Cervelli played with passion in his 7 partial seasons in New York, and will back up Posada when he needs rest. He can provide a spark with his bat, and while he wasn't the best defensively either, you know he will play to the best of his ability every time he's called upon.

Andruw Jones
Position: OF
Season: 2011
Statistics: .247 BA (222 PA), 13 HR, 33 RBI, 47 H, 27 R

Jones will platoon with Giambi and hit mostly against left handed pitching for this team, as he did extremely well in 2011. He batted .286 vs. left handers, hitting 8 of his 13 total home runs. Jones can also contribute as a backup outfielder, and though he was a former superstar defensive player, he won't quite bring that tool to the park as a 34 year old.

Brett Gardner
Position: OF
Season: 2009
Statistics: .270 BA (248 PA), 3 HR, 23 RBI, 67 H, 48 R, 26 SB

I would have loved to use one of Gardy's better seasons for this slot, but unfortunately according to my rules I had to take a year in which he wasn't a starter. He provided an excellent spark off the bench for the World Series team, and would eventually develop into one of my favorite current players. He'll be the preferred backup outfielder over Jones for this team, and the perfect late game pinch runner as well.

Jayson Nix
Position: UTIL
Season: 2012
Statistics: .273 BA (202 PA), 4 HR, 18 RBI, 43 H, 24 R

I always enjoyed the versatility of Nix, and I feel like most teams should have a guy capable of playing multiple positions. I could have went with Eduardo Nunez, but his versatility felt forced as he made far too many errors too often.
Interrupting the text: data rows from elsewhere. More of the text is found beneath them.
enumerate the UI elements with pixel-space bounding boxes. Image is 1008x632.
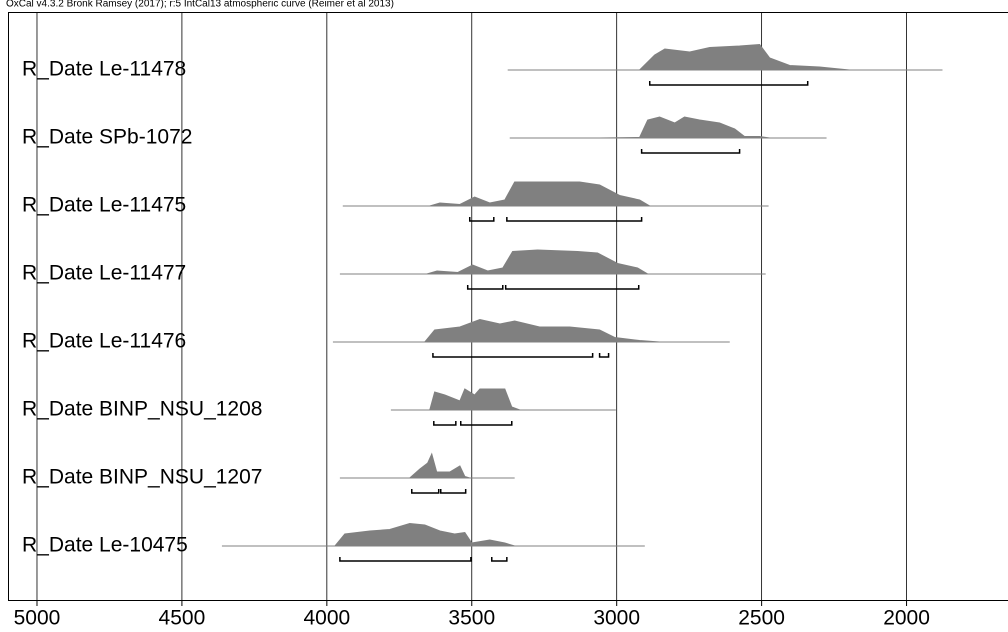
density bbox=[333, 522, 515, 547]
hpd-bracket bbox=[440, 489, 467, 494]
series-label: R_Date Le-10475 bbox=[22, 534, 188, 557]
hpd-bracket bbox=[648, 81, 809, 86]
series-label: R_Date Le-11476 bbox=[22, 330, 186, 353]
hpd-bracket bbox=[504, 285, 640, 290]
series-label: R_Date Le-11477 bbox=[22, 262, 186, 285]
series-label: R_Date BINP_NSU_1207 bbox=[22, 466, 262, 489]
hpd-bracket bbox=[460, 421, 513, 426]
series-label: R_Date Le-11475 bbox=[22, 194, 186, 217]
x-tick-label: 2000 bbox=[883, 607, 930, 630]
hpd-bracket bbox=[491, 557, 508, 562]
hpd-bracket bbox=[640, 149, 741, 154]
x-tick-label: 4000 bbox=[303, 607, 350, 630]
hpd-bracket bbox=[433, 421, 457, 426]
hpd-bracket bbox=[506, 217, 643, 222]
hpd-bracket bbox=[411, 489, 440, 494]
hpd-bracket bbox=[598, 353, 610, 358]
x-tick-label: 5000 bbox=[14, 607, 61, 630]
density bbox=[429, 388, 521, 411]
x-tick-label: 2500 bbox=[738, 607, 785, 630]
series-label: R_Date BINP_NSU_1208 bbox=[22, 398, 262, 421]
x-tick-label: 3500 bbox=[448, 607, 495, 630]
plot-frame bbox=[8, 12, 1008, 601]
hpd-bracket bbox=[468, 217, 495, 222]
hpd-bracket bbox=[432, 353, 594, 358]
hpd-bracket bbox=[466, 285, 504, 290]
chart-title: OxCal v4.3.2 Bronk Ramsey (2017); r:5 In… bbox=[6, 0, 394, 10]
series-label: R_Date Le-11478 bbox=[22, 58, 186, 81]
series-label: R_Date SPb-1072 bbox=[22, 126, 192, 149]
density bbox=[426, 249, 650, 275]
density bbox=[423, 318, 660, 343]
hpd-bracket bbox=[339, 557, 472, 562]
density bbox=[408, 452, 470, 479]
density bbox=[638, 43, 850, 71]
x-tick-label: 3000 bbox=[593, 607, 640, 630]
density bbox=[429, 181, 652, 207]
density bbox=[599, 116, 770, 139]
x-tick-label: 4500 bbox=[159, 607, 206, 630]
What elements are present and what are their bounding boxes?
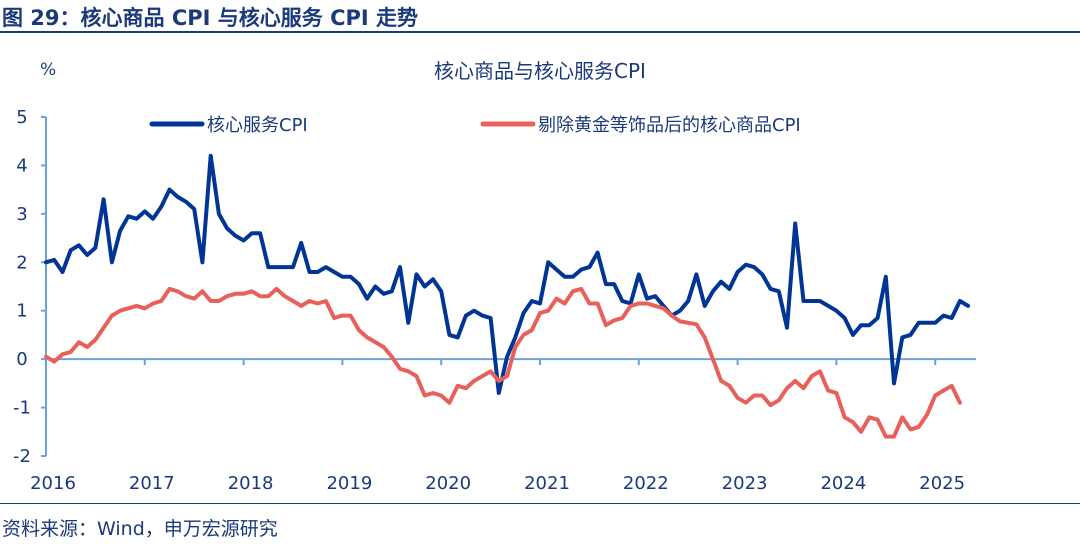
x-tick-label: 2021 — [524, 473, 570, 494]
series-line-core-services — [44, 153, 971, 395]
legend-label: 核心服务CPI — [207, 115, 308, 136]
y-tick-label: 1 — [16, 301, 27, 322]
y-tick-label: 2 — [16, 252, 27, 273]
y-tick-label: 0 — [16, 349, 27, 370]
x-tick-label: 2018 — [228, 473, 274, 494]
legend-label: 剔除黄金等饰品后的核心商品CPI — [538, 115, 801, 136]
y-tick-label: 3 — [16, 204, 27, 225]
x-tick-label: 2019 — [326, 473, 372, 494]
x-tick-label: 2020 — [425, 473, 471, 494]
x-tick-label: 2025 — [919, 473, 965, 494]
y-axis-unit: % — [40, 60, 57, 80]
source-note: 资料来源：Wind，申万宏源研究 — [2, 518, 278, 540]
y-tick-label: -2 — [13, 446, 31, 467]
x-tick-label: 2017 — [129, 473, 175, 494]
chart-title: 核心商品与核心服务CPI — [434, 59, 646, 83]
x-tick-label: 2022 — [623, 473, 669, 494]
x-tick-label: 2016 — [30, 473, 76, 494]
y-tick-label: -1 — [13, 398, 31, 419]
x-tick-label: 2023 — [722, 473, 768, 494]
figure-title: 图 29：核心商品 CPI 与核心服务 CPI 走势 — [2, 6, 419, 30]
series-line-core-goods — [44, 286, 962, 439]
x-tick-label: 2024 — [820, 473, 866, 494]
source-divider — [0, 503, 1080, 504]
y-tick-label: 5 — [16, 107, 27, 128]
y-tick-label: 4 — [16, 155, 27, 176]
title-divider — [0, 31, 1080, 33]
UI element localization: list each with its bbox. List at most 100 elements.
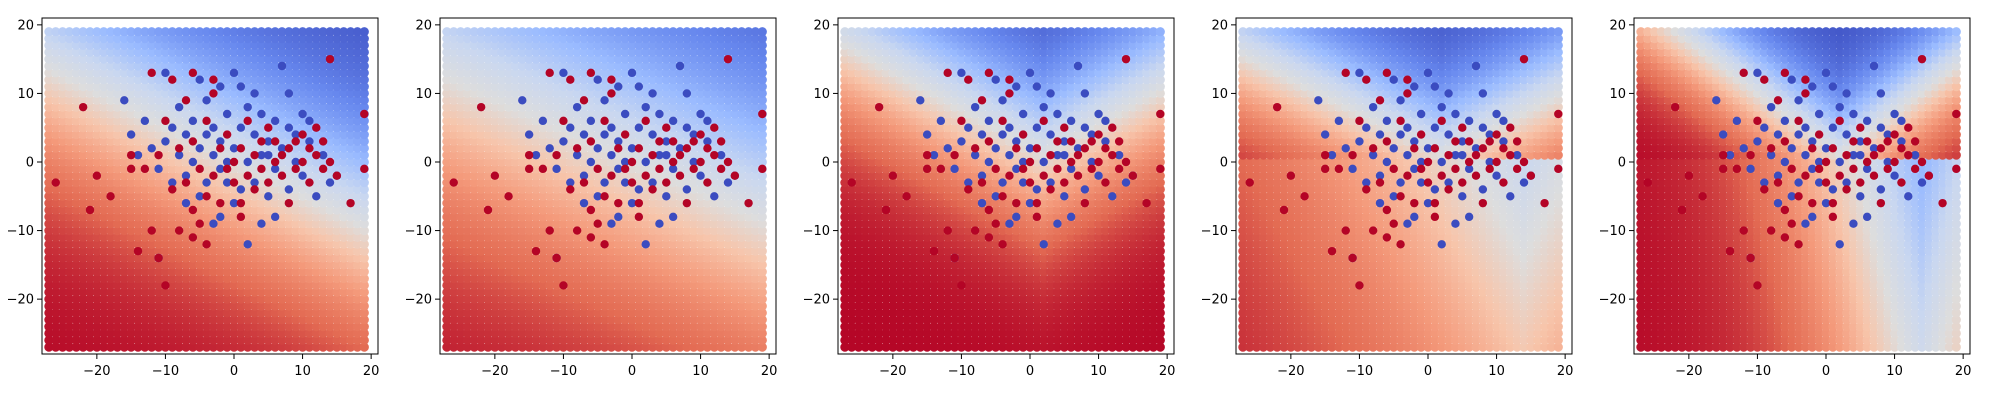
point-class-blue (682, 123, 692, 132)
surface-cell (167, 308, 177, 318)
surface-cell (277, 342, 287, 352)
surface-cell (208, 301, 218, 311)
surface-cell (332, 267, 342, 277)
surface-cell (304, 232, 314, 242)
point-class-blue (181, 198, 191, 208)
surface-cell (154, 260, 164, 270)
surface-cell (64, 260, 74, 270)
surface-cell (99, 342, 109, 352)
surface-cell (270, 315, 280, 325)
point-class-red (298, 130, 307, 139)
surface-cell (298, 246, 308, 256)
surface-cell (195, 260, 205, 270)
surface-cell (256, 239, 266, 249)
surface-cell (51, 315, 61, 325)
surface-cell (71, 342, 81, 352)
surface-cell (277, 246, 287, 256)
decision-surface (442, 27, 767, 352)
surface-cell (85, 274, 95, 284)
surface-cell (311, 232, 321, 242)
surface-cell (346, 239, 356, 249)
surface-cell (229, 308, 239, 318)
surface-cell (346, 280, 356, 290)
surface-cell (188, 335, 198, 345)
surface-cell (51, 294, 61, 304)
surface-cell (284, 280, 294, 290)
surface-cell (215, 232, 225, 242)
surface-cell (215, 253, 225, 263)
surface-cell (188, 274, 198, 284)
surface-cell (44, 239, 54, 249)
surface-cell (126, 315, 136, 325)
point-class-red (209, 171, 218, 180)
surface-cell (160, 274, 170, 284)
surface-cell (188, 294, 198, 304)
surface-cell (270, 239, 280, 249)
point-class-red (229, 178, 239, 187)
point-class-red (291, 137, 300, 146)
surface-cell (325, 328, 335, 338)
surface-cell (181, 335, 191, 345)
surface-cell (154, 342, 164, 352)
point-class-blue (682, 89, 692, 98)
y-tick-label: 20 (17, 18, 34, 33)
surface-cell (160, 246, 170, 256)
surface-cell (263, 308, 273, 318)
y-tick: −10 (405, 224, 440, 239)
surface-cell (92, 239, 102, 249)
point-class-red (264, 123, 273, 132)
surface-cell (346, 274, 356, 284)
surface-cell (140, 315, 150, 325)
surface-cell (106, 260, 116, 270)
point-class-blue (545, 144, 554, 153)
surface-cell (44, 226, 54, 236)
point-class-blue (120, 96, 129, 105)
surface-cell (277, 301, 287, 311)
surface-cell (119, 280, 129, 290)
surface-cell (222, 267, 232, 277)
point-class-blue (174, 102, 184, 112)
surface-cell (126, 322, 136, 332)
surface-cell (229, 232, 239, 242)
surface-cell (229, 280, 239, 290)
surface-cell (195, 280, 205, 290)
surface-cell (222, 274, 232, 284)
surface-cell (71, 328, 81, 338)
surface-cell (298, 294, 308, 304)
surface-cell (256, 294, 266, 304)
surface-cell (325, 253, 335, 263)
surface-cell (311, 260, 321, 270)
point-class-red (209, 89, 218, 98)
point-class-red (675, 171, 685, 180)
surface-cell (284, 308, 294, 318)
point-class-blue (243, 240, 252, 249)
y-tick: 10 (17, 87, 42, 102)
point-class-blue (216, 82, 225, 91)
surface-cell (208, 232, 218, 242)
point-class-red (572, 144, 582, 153)
surface-cell (106, 308, 116, 318)
surface-cell (195, 308, 205, 318)
surface-cell (263, 315, 273, 325)
surface-cell (352, 294, 362, 304)
point-class-red (668, 137, 678, 146)
surface-cell (160, 322, 170, 332)
surface-cell (112, 308, 122, 318)
surface-cell (106, 287, 116, 297)
surface-cell (339, 253, 349, 263)
surface-cell (311, 253, 321, 263)
surface-cell (181, 239, 191, 249)
surface-cell (284, 232, 294, 242)
surface-cell (174, 335, 184, 345)
surface-cell (147, 335, 157, 345)
surface-cell (243, 328, 253, 338)
surface-cell (160, 267, 170, 277)
surface-cell (332, 253, 342, 263)
point-class-red (140, 164, 150, 174)
surface-cell (208, 342, 218, 352)
surface-cell (250, 294, 260, 304)
surface-cell (359, 280, 369, 290)
point-class-red (682, 144, 692, 153)
point-class-red (236, 212, 246, 222)
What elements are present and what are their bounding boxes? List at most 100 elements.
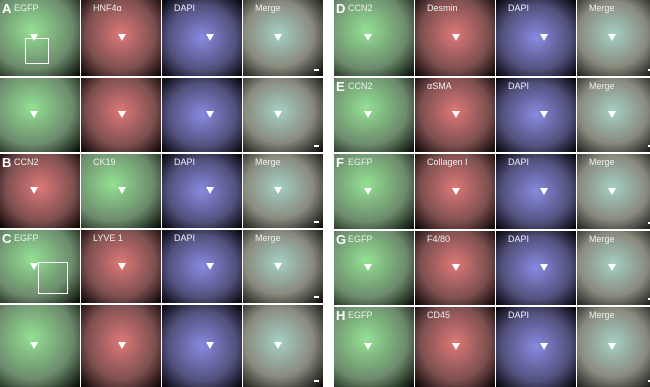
micrograph [162, 0, 242, 76]
arrowhead [608, 34, 616, 42]
panel-letter: E [336, 79, 345, 94]
channel-label: Merge [589, 234, 615, 244]
arrowhead [364, 187, 372, 195]
channel-label: DAPI [174, 3, 196, 13]
arrowhead [274, 262, 282, 270]
channel-label: DAPI [508, 81, 530, 91]
arrowhead [452, 343, 460, 350]
arrowhead [30, 341, 38, 349]
channel-label: LYVE 1 [93, 233, 123, 243]
channel-label: DAPI [174, 157, 196, 167]
channel-label: Merge [255, 233, 281, 243]
arrowhead [608, 187, 616, 195]
arrowhead [206, 34, 214, 42]
arrowhead [206, 262, 214, 270]
channel-label: Merge [255, 3, 281, 13]
channel-label: Desmin [427, 3, 458, 13]
arrowhead [30, 262, 38, 270]
micrograph [496, 307, 576, 387]
channel-label: Merge [589, 310, 615, 320]
arrowhead [118, 262, 126, 270]
arrowhead [452, 264, 460, 272]
micrograph [0, 305, 80, 387]
arrowhead [540, 34, 548, 42]
arrowhead [30, 187, 38, 195]
micrograph [243, 154, 323, 228]
scale-bar [313, 145, 319, 147]
zoom-box [25, 38, 49, 64]
arrowhead [274, 187, 282, 195]
micrograph [0, 78, 80, 152]
scale-bar [313, 296, 319, 298]
arrowhead [118, 111, 126, 119]
arrowhead [274, 341, 282, 349]
channel-label: EGFP [14, 233, 39, 243]
arrowhead [118, 34, 126, 42]
scale-bar [313, 221, 319, 223]
micrograph [496, 0, 576, 76]
scale-bar [647, 145, 650, 147]
micrograph [334, 154, 414, 229]
arrowhead [30, 111, 38, 119]
micrograph [162, 154, 242, 228]
micrograph [162, 305, 242, 387]
arrowhead [608, 343, 616, 350]
channel-label: DAPI [174, 233, 196, 243]
channel-label: EGFP [348, 234, 373, 244]
channel-label: DAPI [508, 310, 530, 320]
arrowhead [364, 343, 372, 350]
arrowhead [364, 34, 372, 42]
micrograph [162, 78, 242, 152]
arrowhead [540, 343, 548, 350]
arrowhead [206, 187, 214, 195]
arrowhead [452, 34, 460, 42]
arrowhead [540, 111, 548, 119]
micrograph [243, 0, 323, 76]
arrowhead [452, 111, 460, 119]
scale-bar [647, 69, 650, 71]
channel-label: DAPI [508, 234, 530, 244]
arrowhead [118, 187, 126, 195]
arrowhead [608, 264, 616, 272]
channel-label: HNF4α [93, 3, 122, 13]
channel-label: Merge [589, 157, 615, 167]
micrograph [334, 307, 414, 387]
channel-label: CCN2 [348, 3, 373, 13]
micrograph [162, 230, 242, 303]
channel-label: αSMA [427, 81, 452, 91]
scale-bar [647, 222, 650, 224]
arrowhead [274, 34, 282, 42]
arrowhead [364, 264, 372, 272]
channel-label: Collagen I [427, 157, 468, 167]
micrograph [243, 230, 323, 303]
panel-letter: H [336, 308, 346, 323]
channel-label: F4/80 [427, 234, 451, 244]
arrowhead [364, 111, 372, 119]
arrowhead [206, 341, 214, 349]
arrowhead [274, 111, 282, 119]
channel-label: EGFP [348, 310, 373, 320]
panel-letter: F [336, 155, 344, 170]
panel-letter: C [2, 231, 12, 246]
micrograph [243, 78, 323, 152]
arrowhead [118, 341, 126, 349]
arrowhead [30, 34, 38, 42]
panel-letter: B [2, 155, 12, 170]
channel-label: CK19 [93, 157, 116, 167]
micrograph [496, 78, 576, 152]
arrowhead [608, 111, 616, 119]
channel-label: DAPI [508, 3, 530, 13]
channel-label: EGFP [14, 3, 39, 13]
micrograph [243, 305, 323, 387]
channel-label: DAPI [508, 157, 530, 167]
arrowhead [540, 187, 548, 195]
panel-letter: A [2, 1, 12, 16]
scale-bar [313, 69, 319, 71]
arrowhead [206, 111, 214, 119]
channel-label: Merge [255, 157, 281, 167]
channel-label: EGFP [348, 157, 373, 167]
arrowhead [452, 187, 460, 195]
channel-label: CCN2 [14, 157, 39, 167]
scale-bar [647, 380, 650, 382]
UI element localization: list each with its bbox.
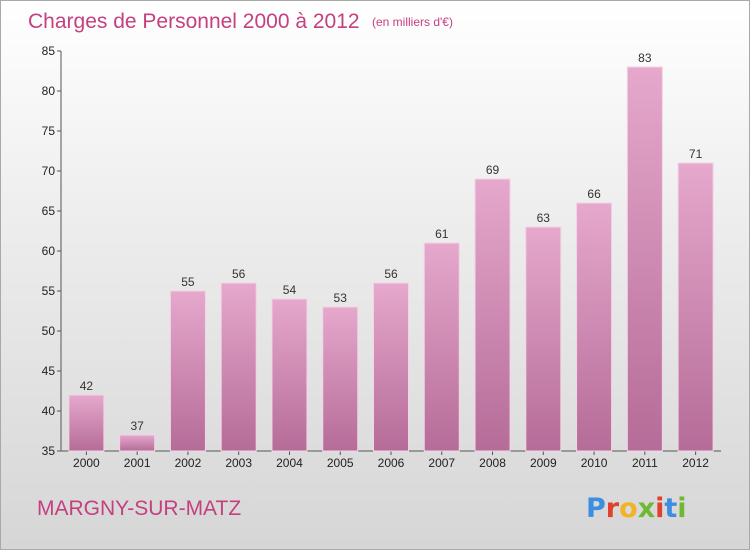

Nix was sure-handed, and he wasn't an automatic out at the plate either.

Opening Day Lineup

1 - Derek Jeter (R)
2 - Curtis Granderson (L)
3 - Robinson Cano (L)
4 - Alex Rodriguez (R)
5 - Mark Teixeira (S)
6 - Jason Giambi (L)
7 - Gary Sheffield (R)
8 - Hideki Matsui (L)
9 - Jorge Posada (S)

Total Salary - $137,726,096
Average Salary - $10,594,315

Notable Omissions - Eduardo Nunez, Nick Swisher, Alfonso Soriano, Bobby Abreu, Johnny Damon, Jose Molina, Bernie Williams

The Yankees may have won the World Series just in 2009 since I started following the team, but as you can see, there have been so many fantastic individual seasons compiled throughout that time. I also constructed a pitching staff, and will have that posted tomorrow to complete the 25 man roster! Please feel free to comment with your thoughts on this team, as well as any changes you would consider, and if you would like to use this idea for your team on your blog, be my guest!

See Ya!


  1. 10 Years, wow! I'll be celebrating 3 years of watching all 162 Yankees games this season... Awesome post!

  2. You've gotten to watch some great players over the past 10 years!